Blinded Veterans Association BVA U.S. Blinded Veterans To Host British Comrades At VA Blind Rehabilitation Center
Eleven Operation Iraqi Freedom (OIF) and Operation Enduring Freedom (OEF, Afghanistan) combat blinded American veterans will spend “Technology Week” June 19-26 with six British blinded veteran comrades establishing new friendships, sharing knowledge of adaptive technology for the blind and visually impaired, and exchanging insights and personal experiences regarding their adjustment to blindness.
The veteran members of the Blinded Veterans Association (BVA) and its counterpart organization in the United Kingdom, Blind Veterans UK, will gather at the Department of Veterans Affairs’ (VA) Central Blind Rehabilitation Center in Hines, Illinois, just outside Chicago, one of 13 such residential centers nationwide. The Hines facility is the oldest of the VA blind centers, its history dating back to 1948 as a training facility for blinded World War II veterans.
The advocacy efforts of BVA in the late 1940s were responsible, in large part, to the establishment of the Hines Center.
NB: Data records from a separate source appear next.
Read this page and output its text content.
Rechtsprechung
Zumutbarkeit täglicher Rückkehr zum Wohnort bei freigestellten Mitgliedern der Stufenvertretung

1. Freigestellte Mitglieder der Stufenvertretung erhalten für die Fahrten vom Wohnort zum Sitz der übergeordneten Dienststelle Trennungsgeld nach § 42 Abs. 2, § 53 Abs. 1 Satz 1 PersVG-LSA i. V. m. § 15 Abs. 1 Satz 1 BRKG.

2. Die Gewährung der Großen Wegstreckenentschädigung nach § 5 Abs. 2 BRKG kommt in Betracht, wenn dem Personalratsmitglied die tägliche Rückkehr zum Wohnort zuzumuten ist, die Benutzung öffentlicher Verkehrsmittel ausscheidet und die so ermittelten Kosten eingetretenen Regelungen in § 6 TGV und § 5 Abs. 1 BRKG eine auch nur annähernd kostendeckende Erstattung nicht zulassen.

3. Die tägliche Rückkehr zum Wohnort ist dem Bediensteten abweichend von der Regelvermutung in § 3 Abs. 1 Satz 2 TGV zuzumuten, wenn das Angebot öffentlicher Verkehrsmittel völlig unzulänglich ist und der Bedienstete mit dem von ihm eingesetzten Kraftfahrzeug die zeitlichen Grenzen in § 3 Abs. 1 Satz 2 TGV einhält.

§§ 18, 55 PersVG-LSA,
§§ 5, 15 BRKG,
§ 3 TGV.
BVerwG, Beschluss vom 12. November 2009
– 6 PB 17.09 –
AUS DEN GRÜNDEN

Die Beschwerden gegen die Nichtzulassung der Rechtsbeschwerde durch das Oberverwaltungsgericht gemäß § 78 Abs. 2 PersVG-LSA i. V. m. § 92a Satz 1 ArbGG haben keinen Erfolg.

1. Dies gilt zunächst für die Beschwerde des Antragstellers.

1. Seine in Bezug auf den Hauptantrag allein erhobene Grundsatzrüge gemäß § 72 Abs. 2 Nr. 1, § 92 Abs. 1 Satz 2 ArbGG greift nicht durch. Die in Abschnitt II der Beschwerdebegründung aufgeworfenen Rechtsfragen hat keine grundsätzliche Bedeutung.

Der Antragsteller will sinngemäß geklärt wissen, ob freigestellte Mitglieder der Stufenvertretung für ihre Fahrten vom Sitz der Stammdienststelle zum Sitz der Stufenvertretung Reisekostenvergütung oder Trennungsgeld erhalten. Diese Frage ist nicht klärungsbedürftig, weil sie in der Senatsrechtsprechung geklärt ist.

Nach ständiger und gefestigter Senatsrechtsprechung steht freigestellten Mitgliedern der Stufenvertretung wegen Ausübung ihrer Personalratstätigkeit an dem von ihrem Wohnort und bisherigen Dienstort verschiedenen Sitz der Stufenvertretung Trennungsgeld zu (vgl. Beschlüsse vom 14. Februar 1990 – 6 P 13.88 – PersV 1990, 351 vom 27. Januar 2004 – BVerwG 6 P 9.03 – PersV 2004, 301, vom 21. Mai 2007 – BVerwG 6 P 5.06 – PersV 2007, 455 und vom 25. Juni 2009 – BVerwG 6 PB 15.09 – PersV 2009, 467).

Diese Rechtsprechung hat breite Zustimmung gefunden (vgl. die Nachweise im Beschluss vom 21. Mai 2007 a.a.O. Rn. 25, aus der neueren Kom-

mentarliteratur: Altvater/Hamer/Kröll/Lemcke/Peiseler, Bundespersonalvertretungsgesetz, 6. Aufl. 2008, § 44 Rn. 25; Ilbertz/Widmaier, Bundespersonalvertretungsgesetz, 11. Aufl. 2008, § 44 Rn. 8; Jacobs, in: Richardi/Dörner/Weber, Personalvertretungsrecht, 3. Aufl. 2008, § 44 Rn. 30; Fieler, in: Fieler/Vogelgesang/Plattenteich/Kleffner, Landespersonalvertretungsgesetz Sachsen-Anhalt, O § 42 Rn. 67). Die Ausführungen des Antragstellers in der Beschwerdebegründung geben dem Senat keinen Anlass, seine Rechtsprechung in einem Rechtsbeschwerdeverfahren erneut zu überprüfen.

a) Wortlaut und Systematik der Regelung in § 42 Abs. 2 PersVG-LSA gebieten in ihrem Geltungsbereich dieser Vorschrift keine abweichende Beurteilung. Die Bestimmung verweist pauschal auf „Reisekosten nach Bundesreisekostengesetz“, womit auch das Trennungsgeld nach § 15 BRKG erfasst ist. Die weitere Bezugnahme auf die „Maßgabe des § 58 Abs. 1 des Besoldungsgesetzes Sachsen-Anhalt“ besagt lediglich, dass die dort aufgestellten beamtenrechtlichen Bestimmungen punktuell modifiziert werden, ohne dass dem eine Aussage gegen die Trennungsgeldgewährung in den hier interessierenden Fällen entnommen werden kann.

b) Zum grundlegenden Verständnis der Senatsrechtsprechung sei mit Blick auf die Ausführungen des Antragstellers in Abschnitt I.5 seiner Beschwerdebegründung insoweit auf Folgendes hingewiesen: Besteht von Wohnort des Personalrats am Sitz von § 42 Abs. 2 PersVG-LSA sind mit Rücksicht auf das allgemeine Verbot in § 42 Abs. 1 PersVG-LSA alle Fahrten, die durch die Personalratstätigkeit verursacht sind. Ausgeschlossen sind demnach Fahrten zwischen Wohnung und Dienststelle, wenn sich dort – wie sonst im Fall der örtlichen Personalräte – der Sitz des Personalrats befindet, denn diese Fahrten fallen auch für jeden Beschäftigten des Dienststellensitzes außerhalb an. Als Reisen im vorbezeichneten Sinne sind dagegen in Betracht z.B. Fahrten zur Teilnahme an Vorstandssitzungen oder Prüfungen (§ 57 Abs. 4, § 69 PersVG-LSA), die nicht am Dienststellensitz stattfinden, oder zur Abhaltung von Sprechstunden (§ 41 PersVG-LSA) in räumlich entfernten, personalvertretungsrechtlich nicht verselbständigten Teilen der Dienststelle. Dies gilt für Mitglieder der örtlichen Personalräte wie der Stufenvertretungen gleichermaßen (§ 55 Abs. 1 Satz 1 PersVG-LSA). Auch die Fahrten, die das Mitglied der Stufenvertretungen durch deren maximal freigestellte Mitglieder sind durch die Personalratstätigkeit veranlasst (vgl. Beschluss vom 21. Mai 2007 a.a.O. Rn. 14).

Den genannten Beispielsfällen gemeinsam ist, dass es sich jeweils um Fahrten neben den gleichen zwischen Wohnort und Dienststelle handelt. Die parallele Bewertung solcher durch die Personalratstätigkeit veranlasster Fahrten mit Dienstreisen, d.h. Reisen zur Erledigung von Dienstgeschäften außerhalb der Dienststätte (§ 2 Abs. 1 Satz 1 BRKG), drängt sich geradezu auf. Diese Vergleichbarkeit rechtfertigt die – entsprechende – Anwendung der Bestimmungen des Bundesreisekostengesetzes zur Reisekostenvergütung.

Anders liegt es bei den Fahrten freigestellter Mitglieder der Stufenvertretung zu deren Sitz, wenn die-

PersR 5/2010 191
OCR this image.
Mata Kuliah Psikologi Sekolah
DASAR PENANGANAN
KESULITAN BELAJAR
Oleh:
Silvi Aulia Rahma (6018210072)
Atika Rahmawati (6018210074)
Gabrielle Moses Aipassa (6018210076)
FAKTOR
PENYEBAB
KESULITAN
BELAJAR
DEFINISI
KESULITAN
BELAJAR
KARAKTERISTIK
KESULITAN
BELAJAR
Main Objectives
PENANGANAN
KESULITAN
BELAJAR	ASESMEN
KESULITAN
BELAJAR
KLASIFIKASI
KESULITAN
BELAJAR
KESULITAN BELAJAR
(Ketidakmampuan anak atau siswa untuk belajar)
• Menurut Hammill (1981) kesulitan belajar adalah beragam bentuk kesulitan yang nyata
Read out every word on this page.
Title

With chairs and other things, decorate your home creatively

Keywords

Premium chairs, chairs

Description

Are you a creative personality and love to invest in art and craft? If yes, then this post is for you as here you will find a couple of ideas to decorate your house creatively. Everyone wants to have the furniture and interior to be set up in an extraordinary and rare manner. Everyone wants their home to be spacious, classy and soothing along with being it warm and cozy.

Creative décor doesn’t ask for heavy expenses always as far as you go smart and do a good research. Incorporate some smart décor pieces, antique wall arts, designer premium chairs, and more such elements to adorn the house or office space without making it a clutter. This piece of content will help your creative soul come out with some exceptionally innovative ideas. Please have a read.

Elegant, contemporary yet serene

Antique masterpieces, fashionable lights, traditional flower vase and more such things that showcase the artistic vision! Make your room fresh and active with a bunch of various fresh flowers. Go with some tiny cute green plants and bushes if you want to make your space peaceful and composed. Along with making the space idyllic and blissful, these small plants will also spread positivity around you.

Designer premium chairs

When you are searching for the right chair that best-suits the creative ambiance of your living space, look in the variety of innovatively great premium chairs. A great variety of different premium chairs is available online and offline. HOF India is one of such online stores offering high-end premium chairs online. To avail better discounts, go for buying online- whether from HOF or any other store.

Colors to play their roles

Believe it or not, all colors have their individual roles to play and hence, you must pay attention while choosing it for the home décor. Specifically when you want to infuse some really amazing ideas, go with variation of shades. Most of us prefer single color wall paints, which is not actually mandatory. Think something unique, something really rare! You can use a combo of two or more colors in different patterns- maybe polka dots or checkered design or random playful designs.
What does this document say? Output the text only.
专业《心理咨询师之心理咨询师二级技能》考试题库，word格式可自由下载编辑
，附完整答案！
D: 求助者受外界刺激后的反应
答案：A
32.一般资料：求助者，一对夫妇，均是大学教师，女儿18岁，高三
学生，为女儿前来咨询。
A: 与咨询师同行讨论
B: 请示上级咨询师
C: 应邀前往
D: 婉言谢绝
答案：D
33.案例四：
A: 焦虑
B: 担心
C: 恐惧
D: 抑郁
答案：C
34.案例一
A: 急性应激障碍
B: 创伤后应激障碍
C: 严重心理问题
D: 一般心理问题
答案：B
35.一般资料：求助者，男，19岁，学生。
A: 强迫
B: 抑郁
Transportation for the week to various Chicago area visits is being supported by the Cook County Sheriff’s Department under the direction of Sheriff Thomas J. Dart. Travel support to the British participants from London to Chicago is provided by British Airways. American Airlines will provide tickets for participants to see Major League Baseball’s Chicago Cubs take on the St. Louis Cardinals on the afternoon of June 22 at historic Wrigley Field. The airline will also provide a pizza dinner at the renowned Giordano’s following the game.
Behind this year’s Technology Week is BVA’s Operation Peer Support Committee, chaired by blinded veteran and Army First Sergeant Daniel Wallace (Ret.). Hines Center Director Denise Van Koevering has overseen organization of the week’s activities. Although 2016 is the fourth year that the center has hosted Technology Week for blinded veterans, it is the first year that British blinded veterans will be among the participants. Also attending as a participant will be BVA Executive Director Al Avina.
The group will share information about electronic mobile devices and readers. During site visits in the Chicago area, veterans will also test and work with innovative instruments such as talking computers, audible money identifiers and barcode scanners, bioptic telescopes used as eyeglasses, laptop video magnifiers, hand-held libraries of audible information, mobility aids for independent living, audible health monitoring devices, and portable Global Positioning System products.
They will also tour the VA Medical Center in which the Blind Rehabilitation Center is housed, visit historic sites, and participate in blind bowling and golf.
The exchange in Chicago has its roots in a joint initiative established in 2011 by the Blinded Veterans Association, headquartered in Alexandria, Virginia, and Blind Veterans UK in London. Last month four U.S. blinded veterans were hosted at the Blind Veterans UK facility in Wales with five of their counterparts in the UK. Two blinded veterans from South Africa also participated.
In addition to its role as an exchange forum, Project Gemini seeks to heighten public awareness of the issues facing veterans with vision loss. The outreach of the program has widened to include sessions with officials of VA, the Department of Defense, National Alliance for Eye and Vision Research, Moorfields Eye Hospital Research Centre in London, the British Parliament, and senior UK military officials.
“The wonderful relationship BVA has developed with Blind Veterans UK has blossomed into numerous opportunities such as the upcoming Technology Week at Hines,” said BVA Director of District 6 Dr. Tom Zampieri. “It allows us to share so many of our personal ‘war stories’ related to coping with blindness and our subsequent rehabilitation.”
Blind Veterans UK is the British national charity for visually impaired ex-servicemen and women celebrating 101 years of service to blind veterans and families. Tracing its founding back to 1915 during World War I, the organization now offers free and comprehensive support to all UK blinded veterans. For additional information, visit blindveterans.org.uk.
BVA’s earliest beginnings occurred March 28, 1945 when a group of World War II blinded servicemen convened in a formal meeting at Avon Old Farms Convalescent Hospital near Avon, Connecticut, for the purpose of establishing the Association.